As more teenagers indulge in binge drinking, doctors are calling for stricter control on sales of alcohol in shops.
The prevalence of binge drinking is high among younger people, the Academy of Medicine said at a news conference on drinking yesterday. It cited statistics showing that of those between the ages of 18 and 24 who reported drinking, 7.4 per cent were binge drinkers.
The highest proportion of binge drinkers was found among drinkers aged 25 to 34; 15.6 per cent of them went on binges.
The data came from the 'Action Plan to Reduce Alcohol-related Harm in Hong Kong', published by the Health Department last year.
Binge drinking, the action plan states, refers to the intake of five or more alcoholic beverages within two hours on a given occasion. That is equivalent to an average of 62.5 grams of pure alcohol consumed.
With no restrictions on alcohol at supermarkets and other retailers, teenagers can easily buy alcoholic beverages, Dr Mak Sin-ping, president of the Hong Kong College of Community Medicine, said.
She said advertisements and promotional campaigns may also lure teenagers to buy alcohol.
Mak said the government could follow other countries in restricting the sale of alcohol by extending the liquor-licensing system to alcohol retailers.

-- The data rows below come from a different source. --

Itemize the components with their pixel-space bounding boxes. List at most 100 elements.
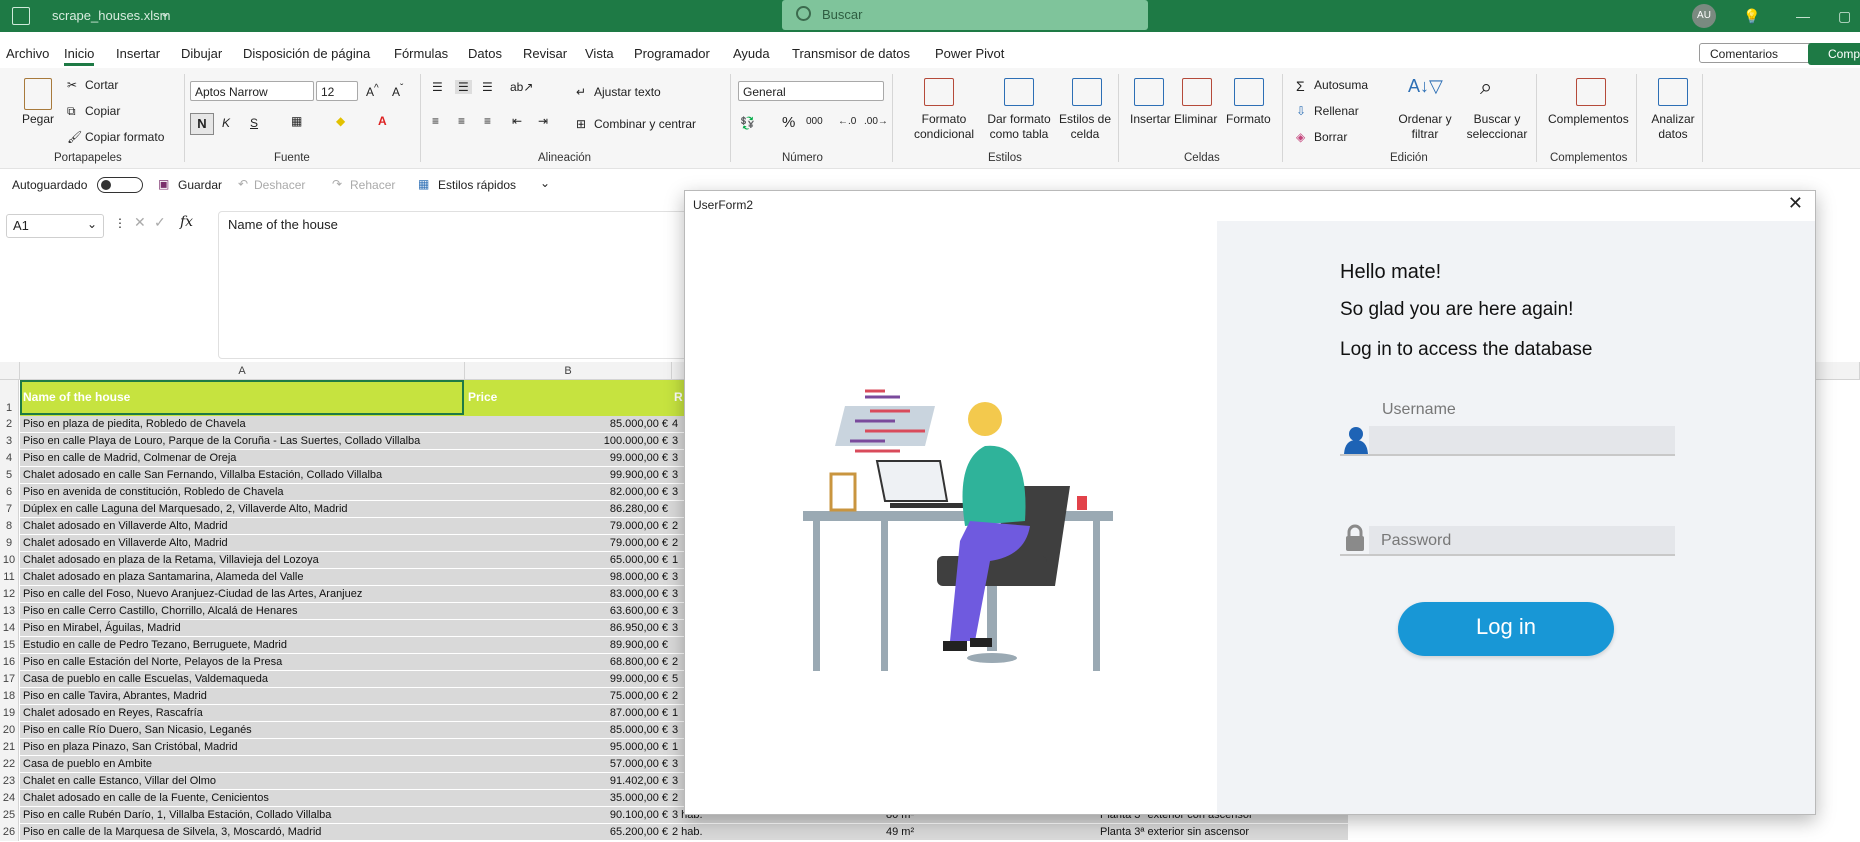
thousands-icon[interactable]: 000 [806,116,823,127]
avatar[interactable]: AU [1692,4,1716,28]
align-right-icon[interactable]: ≡ [484,114,491,128]
italic-button[interactable]: K [222,116,230,130]
tab-ayuda[interactable]: Ayuda [733,46,770,61]
clear-button[interactable]: Borrar [1314,130,1347,144]
save-button[interactable]: Guardar [178,178,222,192]
cell-name[interactable]: Piso en calle Tavira, Abrantes, Madrid [20,688,465,705]
align-left-icon[interactable]: ≡ [432,114,439,128]
cell-name[interactable]: Piso en plaza Pinazo, San Cristóbal, Mad… [20,739,465,756]
username-field[interactable] [1369,426,1675,454]
indent-decrease-icon[interactable]: ⇤ [512,114,522,128]
shrink-font-icon[interactable]: Aˇ [392,83,403,99]
enter-icon[interactable]: ✓ [154,214,166,231]
quick-styles-button[interactable]: Estilos rápidos [438,178,516,192]
conditional-format-button[interactable]: Formato condicional [914,112,974,142]
cell-price[interactable]: 68.800,00 € [465,654,670,671]
select-all-corner[interactable] [0,362,20,380]
row-number[interactable]: 15 [0,637,19,654]
cell-styles-button[interactable]: Estilos de celda [1058,112,1112,142]
cell-name[interactable]: Piso en calle Río Duero, San Nicasio, Le… [20,722,465,739]
cell-name[interactable]: Chalet adosado en Villaverde Alto, Madri… [20,518,465,535]
autosave-toggle[interactable] [97,177,143,193]
format-table-button[interactable]: Dar formato como tabla [984,112,1054,142]
cell-name[interactable]: Piso en calle Estación del Norte, Pelayo… [20,654,465,671]
cell-price[interactable]: 82.000,00 € [465,484,670,501]
addins-button[interactable]: Complementos [1548,112,1629,126]
cell-price[interactable]: 90.100,00 € [465,807,670,824]
cell-rooms[interactable]: 2 hab. [672,824,702,842]
font-name-select[interactable]: Aptos Narrow [190,81,314,101]
fill-button[interactable]: Rellenar [1314,104,1359,118]
file-name[interactable]: scrape_houses.xlsm [52,8,171,23]
cell-name[interactable]: Chalet adosado en plaza Santamarina, Ala… [20,569,465,586]
row-number[interactable]: 24 [0,790,19,807]
font-color-icon[interactable]: A [378,114,387,128]
tab-power-pivot[interactable]: Power Pivot [935,46,1004,61]
undo-button[interactable]: Deshacer [254,178,305,192]
font-size-select[interactable]: 12 [316,81,358,101]
row-number[interactable]: 5 [0,467,19,484]
tab-revisar[interactable]: Revisar [523,46,567,61]
cell-price[interactable]: 91.402,00 € [465,773,670,790]
insert-cells-button[interactable]: Insertar [1130,112,1171,126]
align-bottom-icon[interactable]: ☰ [482,80,493,94]
indent-increase-icon[interactable]: ⇥ [538,114,548,128]
cell-price[interactable]: 87.000,00 € [465,705,670,722]
cell-name[interactable]: Piso en calle Playa de Louro, Parque de … [20,433,465,450]
cell-name[interactable]: Piso en calle de la Marquesa de Silvela,… [20,824,465,841]
close-icon[interactable]: ✕ [1788,193,1803,214]
cell-name[interactable]: Chalet adosado en Reyes, Rascafría [20,705,465,722]
cell-name[interactable]: Dúplex en calle Laguna del Marquesado, 2… [20,501,465,518]
row-number[interactable]: 8 [0,518,19,535]
wrap-text-button[interactable]: Ajustar texto [594,85,661,99]
format-cells-button[interactable]: Formato [1226,112,1271,126]
cell-name[interactable]: Estudio en calle de Pedro Tezano, Berrug… [20,637,465,654]
row-number[interactable]: 4 [0,450,19,467]
cell-name[interactable]: Piso en calle del Foso, Nuevo Aranjuez-C… [20,586,465,603]
row-number[interactable]: 7 [0,501,19,518]
orientation-icon[interactable]: ab↗ [510,80,533,94]
header-cell-c[interactable]: R [674,390,683,404]
borders-icon[interactable]: ▦ [291,114,302,128]
maximize-icon[interactable]: ▢ [1838,8,1851,25]
row-number[interactable]: 12 [0,586,19,603]
copy-button[interactable]: Copiar [85,104,120,118]
formula-area[interactable] [218,211,690,359]
lightbulb-icon[interactable]: 💡 [1743,8,1760,25]
formula-content[interactable]: Name of the house [228,217,338,232]
cell-price[interactable]: 95.000,00 € [465,739,670,756]
header-cell-price[interactable]: Price [468,390,497,404]
row-number[interactable]: 14 [0,620,19,637]
cell-name[interactable]: Piso en Mirabel, Águilas, Madrid [20,620,465,637]
cell-price[interactable]: 65.000,00 € [465,552,670,569]
cancel-icon[interactable]: ✕ [134,214,146,231]
cell-price[interactable]: 99.000,00 € [465,450,670,467]
merge-center-button[interactable]: Combinar y centrar [594,117,696,131]
row-number[interactable]: 1 [0,380,19,416]
row-number[interactable]: 20 [0,722,19,739]
percent-icon[interactable]: % [782,114,795,131]
cell-price[interactable]: 86.950,00 € [465,620,670,637]
tab-vista[interactable]: Vista [585,46,614,61]
autosum-button[interactable]: Autosuma [1314,78,1368,92]
underline-button[interactable]: S [250,116,258,130]
cell-price[interactable]: 89.900,00 € [465,637,670,654]
grow-font-icon[interactable]: A^ [366,83,379,99]
cell-name[interactable]: Piso en calle de Madrid, Colmenar de Ore… [20,450,465,467]
row-number[interactable]: 25 [0,807,19,824]
cell-price[interactable]: 85.000,00 € [465,722,670,739]
row-number[interactable]: 3 [0,433,19,450]
row-number[interactable]: 23 [0,773,19,790]
tab-insertar[interactable]: Insertar [116,46,160,61]
cell-name[interactable]: Casa de pueblo en calle Escuelas, Valdem… [20,671,465,688]
cell-name[interactable]: Piso en avenida de constitución, Robledo… [20,484,465,501]
cell-price[interactable]: 86.280,00 € [465,501,670,518]
row-number[interactable]: 16 [0,654,19,671]
delete-cells-button[interactable]: Eliminar [1174,112,1217,126]
increase-decimal-icon[interactable]: ←.0 [838,116,856,127]
insert-function-button[interactable]: fx [180,214,193,230]
column-header-right[interactable] [1814,362,1860,380]
row-number[interactable]: 22 [0,756,19,773]
cell-name[interactable]: Chalet adosado en plaza de la Retama, Vi… [20,552,465,569]
cell-name[interactable]: Chalet adosado en calle San Fernando, Vi… [20,467,465,484]
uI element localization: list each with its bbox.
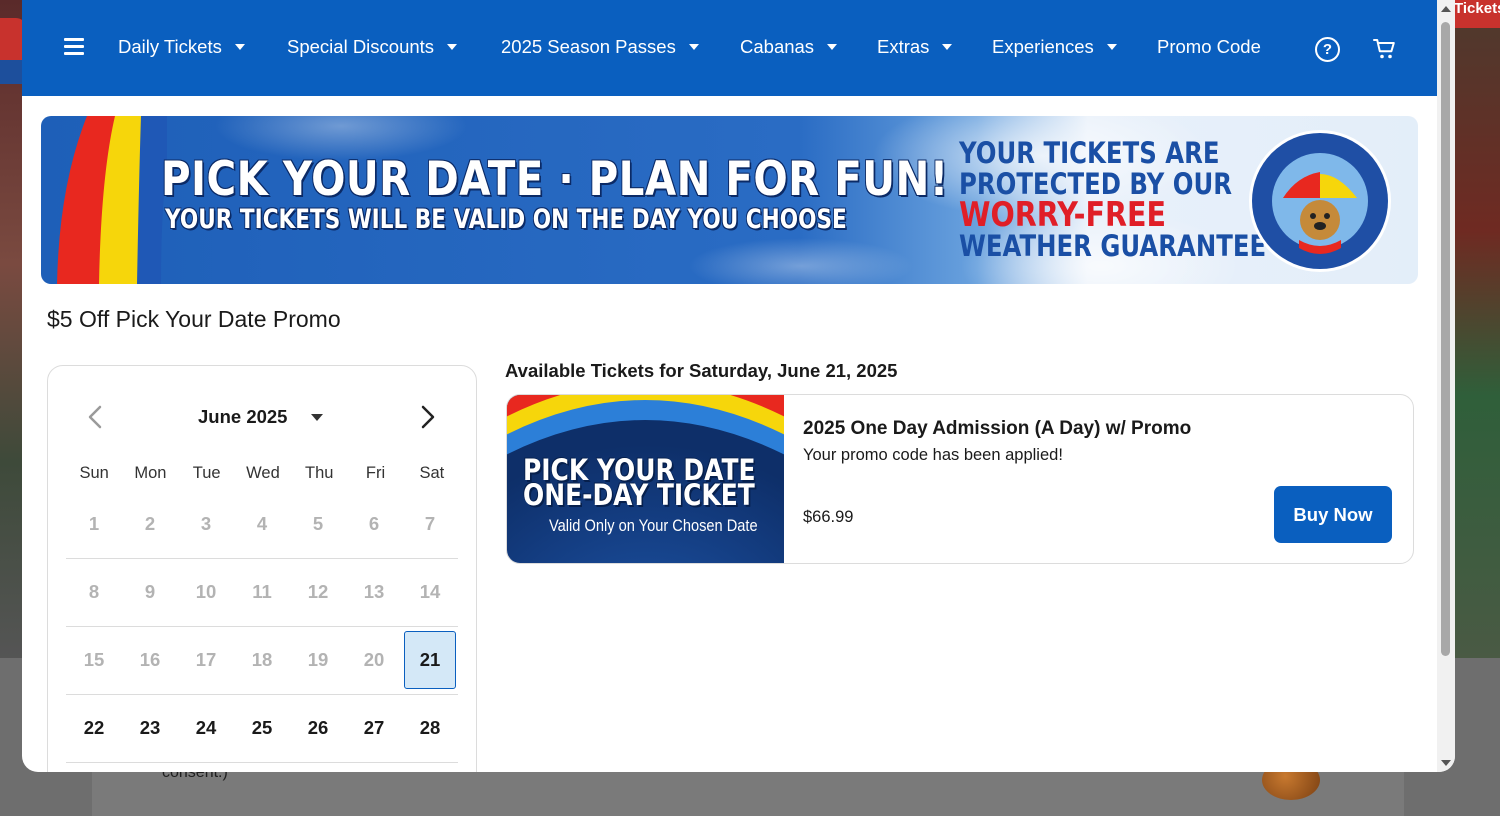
guarantee-line: YOUR TICKETS ARE [959, 136, 1220, 170]
nav-item-label: Extras [877, 36, 930, 57]
nav-item-label: 2025 Season Passes [501, 36, 676, 57]
weekday-label: Sat [419, 464, 445, 482]
rainbow-graphic [57, 116, 167, 284]
background-tickets-tab: Tickets [1450, 0, 1500, 28]
nav-item-label: Special Discounts [287, 36, 435, 57]
calendar-week: 8 9 10 11 12 13 14 [66, 558, 458, 627]
calendar-day[interactable]: 27 [346, 700, 402, 756]
chevron-down-icon [447, 44, 458, 50]
ticket-modal: Daily Tickets Special Discounts 2025 Sea… [22, 0, 1455, 772]
calendar-day-disabled: 2 [144, 513, 156, 534]
buy-now-button[interactable]: Buy Now [1274, 486, 1392, 543]
calendar-day-disabled: 1 [88, 513, 100, 534]
calendar-day-disabled: 14 [419, 581, 441, 602]
calendar-day-disabled: 4 [256, 513, 268, 534]
nav-cabanas[interactable]: Cabanas [740, 36, 838, 58]
weekday-label: Thu [305, 464, 334, 482]
guarantee-highlight: WORRY-FREE [959, 195, 1167, 235]
month-label: June 2025 [198, 406, 288, 427]
weekday-label: Tue [192, 464, 221, 482]
chevron-left-icon[interactable] [84, 404, 106, 430]
ticket-image: PICK YOUR DATE ONE-DAY TICKET Valid Only… [507, 395, 784, 563]
calendar-day-disabled: 19 [307, 649, 329, 670]
promo-banner: PICK YOUR DATE · PLAN FOR FUN! YOUR TICK… [41, 116, 1418, 284]
calendar-day-disabled: 5 [312, 513, 324, 534]
ticket-image-line: ONE-DAY TICKET [523, 478, 755, 512]
calendar-day-disabled: 16 [139, 649, 161, 670]
banner-subtitle: YOUR TICKETS WILL BE VALID ON THE DAY YO… [165, 204, 847, 235]
ticket-price: $66.99 [803, 508, 854, 526]
guarantee-text: YOUR TICKETS ARE PROTECTED BY OUR WORRY-… [959, 138, 1266, 262]
weekday-label: Sun [79, 464, 109, 482]
nav-daily-tickets[interactable]: Daily Tickets [118, 36, 245, 58]
chevron-down-icon [827, 44, 838, 50]
nav-extras[interactable]: Extras [877, 36, 953, 58]
banner-title: PICK YOUR DATE · PLAN FOR FUN! [161, 152, 949, 207]
calendar-day-disabled: 6 [368, 513, 380, 534]
calendar-day-disabled: 18 [251, 649, 273, 670]
chevron-down-icon [942, 44, 953, 50]
calendar-day-disabled: 20 [363, 649, 385, 670]
weekday-label: Fri [365, 464, 386, 482]
date-picker-calendar: June 2025 Sun Mon Tue Wed Thu Fri Sat 1 … [47, 365, 477, 772]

The government should also conduct more surveys to determine what kinds of measures would best deal with the problem, she said.
Another speaker at the news conference tried to lay to rest a myth about the benefits of drinking.
While some may believe the regular intake of wine is an effective way to decrease the likelihood of heart disease, Dr Patrick Li Chung-ki, president of the Hong Kong College of Physicians, said he would not recommend the regular use of alcohol as a disease-prevention strategy.